Are you sure this is smart-seq3? Because it looks like smart-seq2 data (and you can just use the smart-seq2 option). And are you sure the index sequences are the first 8-bp's of the reads?

Please double check. If it really is smart-seq3, I'll come up with a solution for you.

AlisonKennedy commented 9 months ago

Hi,

Yes, these are definitely SmartSeq3 libraries but unfortunately have been sequenced using a standard SmartSeq2 pipeline (PE50).

As they've been demultiplexed and there are no fastq files for the index reads, the cellular dual index information is contained in the FASTQ read header and when grepping for the SS3 TAG sequence (ATTGCGCAATG) using the below command:

zcat SLX-21610.i701_i502.HTFMWDRX3_R1_001.fastq.gz | grep -A 3 ATTGCGCAATG | head -n 80 > SmartSeq3_TAG_sequence.txt

You can see that the SS3 TAG is at the beginning of the read as expected and would be followed by the 8bp UMI. I have attached SmartSeq3_TAG_sequence.txt

Any help you can offer for analysing this data would be much appreciated!!

Alison SmartSeq3_TAG_sequence.txt

Yenaled commented 9 months ago

OK, I see.

First, I'd recommend "remultiplexing" your data. You can do so by this tool that I developed: https://splitcode.readthedocs.io/en/latest/remultiplex_guide.html

^Just follow the example there but set --bclen=8 (since smart-seq3 barcodes are 8-bp long each).

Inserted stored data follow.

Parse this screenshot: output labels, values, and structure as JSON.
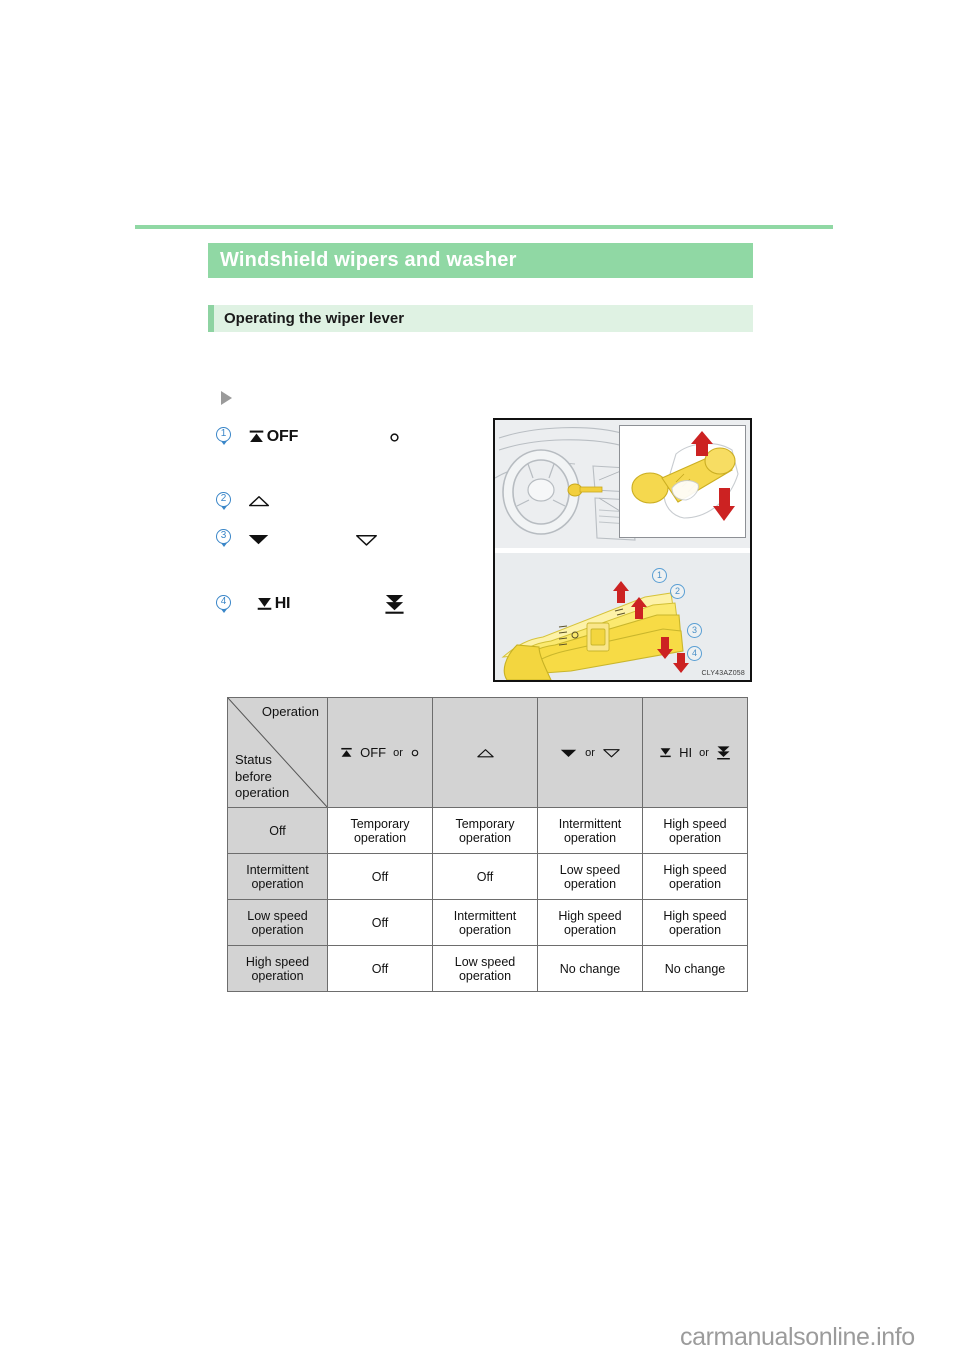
{
  "page": {
    "section_title": "Windshield wipers and washer",
    "subsection_title": "Operating the wiper lever",
    "watermark": "carmanualsonline.info",
    "accent_green": "#90d8a4",
    "accent_green_light": "#dff2e3",
    "accent_blue": "#3a86c8"
  },
  "lever_positions": [
    {
      "number": "1",
      "icon_label": "OFF",
      "icon_name": "wiper-off-icon",
      "alt_icon_name": "mist-circle-icon",
      "alt_icon_label": "o"
    },
    {
      "number": "2",
      "icon_label": "",
      "icon_name": "triangle-up-outline-icon",
      "alt_icon_name": "",
      "alt_icon_label": ""
    },
    {
      "number": "3",
      "icon_label": "",
      "icon_name": "triangle-down-filled-icon",
      "alt_icon_name": "triangle-down-outline-icon",
      "alt_icon_label": ""
    },
    {
      "number": "4",
      "icon_label": "HI",
      "icon_name": "wiper-hi-icon",
      "alt_icon_name": "double-chevron-down-icon",
      "alt_icon_label": ""
    }
  ],
  "illustration": {
    "code": "CLY43AZ058",
    "callouts": [
      "1",
      "2",
      "3",
      "4"
    ]
  },
  "table": {
    "corner": {
      "operation_label": "Operation",
      "status_label": "Status\nbefore\noperation",
      "status_line1": "Status",
      "status_line2": "before",
      "status_line3": "operation"
    },
    "or_word": "or",
    "columns": [
      {
        "primary_label": "OFF",
        "primary_icon": "wiper-off-icon",
        "has_or": true,
        "secondary_label": "o",
        "secondary_icon": "mist-circle-icon"
      },
      {
        "primary_label": "",
        "primary_icon": "triangle-up-outline-icon",
        "has_or": false,
        "secondary_label": "",
        "secondary_icon": ""
      },
      {
        "primary_label": "",
        "primary_icon": "triangle-down-filled-icon",
        "has_or": true,
        "secondary_label": "",
        "secondary_icon": "triangle-down-outline-icon"
      },
      {
        "primary_label": "HI",
        "primary_icon": "wiper-hi-icon",
        "has_or": true,
        "secondary_label": "",
        "secondary_icon": "double-chevron-down-icon"
      }
    ],
    "rows": [
      {
        "status": "Off",
        "cells": [
          "Temporary operation",
          "Temporary operation",
          "Intermittent operation",
          "High speed operation"
        ]
      },
      {
        "status": "Intermittent operation",
        "cells": [
          "Off",
          "Off",
          "Low speed operation",
          "High speed operation"
        ]
      },
      {
        "status": "Low speed operation",
        "cells": [
          "Off",
          "Intermittent operation",
          "High speed operation",
          "High speed operation"
        ]
      },
      {
        "status": "High speed operation",
        "cells": [
          "Off",
          "Low speed operation",
          "No change",
          "No change"
        ]
      }
    ]
  }
}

This will get you three files: Your R1 files all concatenated together (out_R1.fastq.gz), your R2 files all concatenated together (out_R2.fastq.gz), and a 8-bp barcode file (barcodes.fastq.gz). The smart-seq3 format requires two barcode files so you can just make a copy of that 8-bp barcode file (i.e. cp barcodes.fastq.gz barcodes2.fastq.gz), and now you have your four files that you can use!

Now, run your usual kb count -x smartseq3 on those four files while specifying: -w None. (since we don't have an "on list" of barcodes that we need to correct to).

Then you should be good to go. Let me know how this works out for you!

AlisonKennedy commented 9 months ago

Hi, This has appeared to work and I am now analysis the downstream files. Thank you for your help!